Ambiance « Coldest Winter » à l’entrée du Zenith. La file d’attente se pèle les miches, nous y compris, en attendant de pénétrer dans l’antre parisienne pour le concert unique de Kanye West. Un show annoncé au dernier moment, un vrai coup de communication, à peine 6 mois après la venue de Yeezy et son « big bro » Jay-Z dans le cadre du monumental Watch The Throne Tour. Sauf que pour l’instant, il caille comme jamais et qu’une heure après l’ouverture annoncée des portes, les trois quart de l’audience gèlent toujours dehors. Une file d’attente Disneyland, de la rigolade à côté de cette mission survie. Ne vous inquiétez pas, tout le monde finira bien par rentrer, de toute manière le live ne débutera que deux heures plus tard.

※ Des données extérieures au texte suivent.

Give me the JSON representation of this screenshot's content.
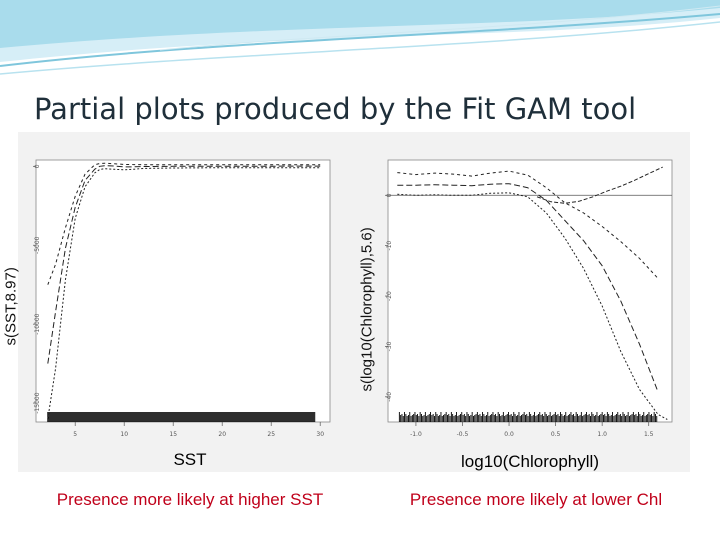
{
  "slide": {
    "title": "Partial plots produced by the Fit GAM tool"
  },
  "colors": {
    "caption": "#c0001a",
    "banner": "#8fd3e6"
  },
  "chart_data": [
    {
      "type": "line",
      "xlabel": "SST",
      "ylabel": "s(SST,8.97)",
      "xticks": [
        "5",
        "10",
        "15",
        "20",
        "25",
        "30"
      ],
      "yticks": [
        "0",
        "-5000",
        "-10000",
        "-15000"
      ],
      "xlim": [
        1,
        31
      ],
      "ylim": [
        -16200,
        400
      ],
      "rug": "dense",
      "series": [
        {
          "x": [
            2.2,
            3,
            4,
            5,
            6,
            7,
            7.5,
            8,
            9,
            10,
            11,
            12,
            15,
            20,
            25,
            30
          ],
          "values": [
            -12500,
            -9200,
            -5200,
            -2600,
            -900,
            -180,
            0,
            40,
            20,
            -40,
            -30,
            -10,
            0,
            5,
            10,
            15
          ]
        },
        {
          "x": [
            2.2,
            3,
            4,
            5,
            6,
            7,
            7.5,
            8,
            9,
            10,
            11,
            12,
            15,
            20,
            25,
            30
          ],
          "values": [
            -7500,
            -6200,
            -3900,
            -1900,
            -500,
            100,
            180,
            200,
            160,
            120,
            110,
            100,
            100,
            100,
            100,
            100
          ]
        },
        {
          "x": [
            2.2,
            3,
            4,
            5,
            6,
            7,
            7.5,
            8,
            9,
            10,
            11,
            12,
            15,
            20,
            25,
            30
          ],
          "values": [
            -16000,
            -12800,
            -7200,
            -3300,
            -1300,
            -420,
            -200,
            -150,
            -190,
            -220,
            -180,
            -130,
            -110,
            -90,
            -90,
            -90
          ]
        }
      ]
    },
    {
      "type": "line",
      "xlabel": "log10(Chlorophyll)",
      "ylabel": "s(log10(Chlorophyll),5.6)",
      "xticks": [
        "-1.0",
        "-0.5",
        "0.0",
        "0.5",
        "1.0",
        "1.5"
      ],
      "yticks": [
        "0",
        "-10",
        "-20",
        "-30",
        "-40"
      ],
      "xlim": [
        -1.3,
        1.75
      ],
      "ylim": [
        -45,
        7
      ],
      "hline": 0,
      "rug": "dense",
      "series": [
        {
          "x": [
            -1.2,
            -1.0,
            -0.8,
            -0.6,
            -0.4,
            -0.2,
            0.0,
            0.2,
            0.4,
            0.6,
            0.8,
            1.0,
            1.2,
            1.4,
            1.6
          ],
          "values": [
            2.0,
            2.0,
            2.1,
            2.0,
            1.9,
            2.2,
            2.3,
            1.5,
            -1.0,
            -5.0,
            -9.0,
            -14.0,
            -21.0,
            -29.5,
            -39.0
          ]
        },
        {
          "x": [
            -1.2,
            -1.0,
            -0.8,
            -0.6,
            -0.4,
            -0.2,
            0.0,
            0.2,
            0.4,
            0.6,
            0.8,
            1.0,
            1.2,
            1.4,
            1.6
          ],
          "values": [
            4.5,
            4.1,
            4.4,
            4.2,
            3.8,
            4.4,
            4.8,
            4.0,
            1.5,
            -1.5,
            -3.5,
            -6.2,
            -9.2,
            -12.5,
            -16.5
          ]
        },
        {
          "x": [
            -1.2,
            -1.0,
            -0.8,
            -0.6,
            -0.4,
            -0.2,
            0.0,
            0.2,
            0.4,
            0.6,
            0.8,
            1.0,
            1.2,
            1.4,
            1.6,
            1.7
          ],
          "values": [
            0.2,
            0.0,
            0.1,
            0.0,
            0.0,
            0.4,
            0.5,
            -0.3,
            -3.5,
            -8.5,
            -14.5,
            -22.0,
            -31.0,
            -38.5,
            -43.5,
            -44.5
          ]
        },
        {
          "x": [
            0.3,
            0.45,
            0.6,
            0.75,
            0.9,
            1.05,
            1.2,
            1.35,
            1.5,
            1.65
          ],
          "values": [
            -0.3,
            -1.3,
            -1.6,
            -1.2,
            -0.3,
            0.8,
            1.8,
            3.0,
            4.3,
            5.6
          ]
        }
      ]
    }
  ],
  "captions": {
    "left": "Presence more likely at higher SST",
    "right": "Presence more likely at lower Chl"
  }
}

On pouvait se poser quelques questions sur la scénographie, mais les vidéos de ses passages à Atlantic City ou plus récemment Londres avaient un peu spoilé le sujet : du blanc écarlate et des paysages illustrant la puissance de Mère Nature. Un décor minimaliste et de multiples écrans, sobre mais impressionnant. Installé seul sur scène, tel une divinité sur sa montagne, Mr West déferle les éléments au fil de ses chansons, comme lors qu’il fait tomber littéralement de la neige sur la fosse pendant « See you Will » et « Heartless ». Cette fois, il ne partage pas le trône. Les choix stylistiques symbolisent la schizophrénie créative du bonhomme : tantôt camisolé et masqué tel un monstre sorti de sa tanière tantôt sublimé par une cagoule Margiela sertie de diamants, ses costumes de scènes détonnent. Une ambiance vraiment envoûtante, moins frénétique que WTT mais pas moins captivante.
Dommage que ses perpétuels monologues ne détonnent pas autant. Les « Rant » de Kanye, on commence à les connaître, des discours plus ou moins épiques et répétitifs, souvent déformés par son vocoder. Ces interludes ne datent pas d’hier, sauf qu’ils en deviennent vraiment interminable. Un bon quart d’heure à la fin de « See You Will » / « Heartless », un freestyle interminable à la fin de « Clique », puis un « Runaway » étiré jusqu’à en faire claquer le piano. Trop de mégalomanie tue la mégalomanie. Qu’il se compare à Basquiat, Walt Disney, Michelangelo ou Steve Jobs, soit, ça me fait marrer ; mais qu’il gueule vingt fois qu’il adore détester ses détracteurs, que c’est dur à vivre d’être un « motherfucking asshole » et qu’on peut lui pomper le dard, ça saoule franchement. Surtout vu le prix des places.
Pour le reste, ‘Ye reste un performer et un perfectionniste comme on en trouve assez peu dans la musique et le hip-hop. Deux heures de live parsemé de moments épiques (« Stronger », « All of the Lights », « Cold » ou l’immortel « Can’t Tell Me Nothing »), malgré un public parfois complètement paumé sur « Birthday Song » ou « I Don’t Like ». Un public qui pour une partie n’attendait que « Niggas in Paris », certainement trop déçu de ne pas avoir assisté aux concerts à Bercy (?). C’était déjà peu probable que Kanye le tente en solo, ça n’a pas manqué. Malgré l’insistance de l’audience, Kanye s’est contenté d’un simple « Gold Digger » en rappel, pas même de « Touch The Sky », avant de s’en aller. Une fin assez abrupte, lui-même n’a pas du anticiper cette exigence de ses fans.
Qu’il n’ait joué aucun titre de son projet en duo avec Jay-Z, ça ne me surprend pas et franchement je m’en tamponne un peu. Le gars possède une discographie déjà folle à lui seul, il a joué des tracks récents (issus de « Cruel Summer »), puis il ne faut pas tout confondre : les artistes qui entament une carrière solo ne passent pas leur temps à jouer les titres de leurs groupes précédents et personne ne s’en plaint généralement. Logique qu’en achetant les places on n’exige pas du « Otis », « No Church in Wild » et consorts. Il n’en reste pas moins qu’il a un peu foiré sa sortie, laissant un goût d’inachevé même à ceux qui n’attendaient pas le banger de Hit-Boy.
Heureusement, comme il nous a annoncé qu’il reviendrait avec du « new shit », on risque de le recroiser assez vite, pour le meilleur et pour le pire.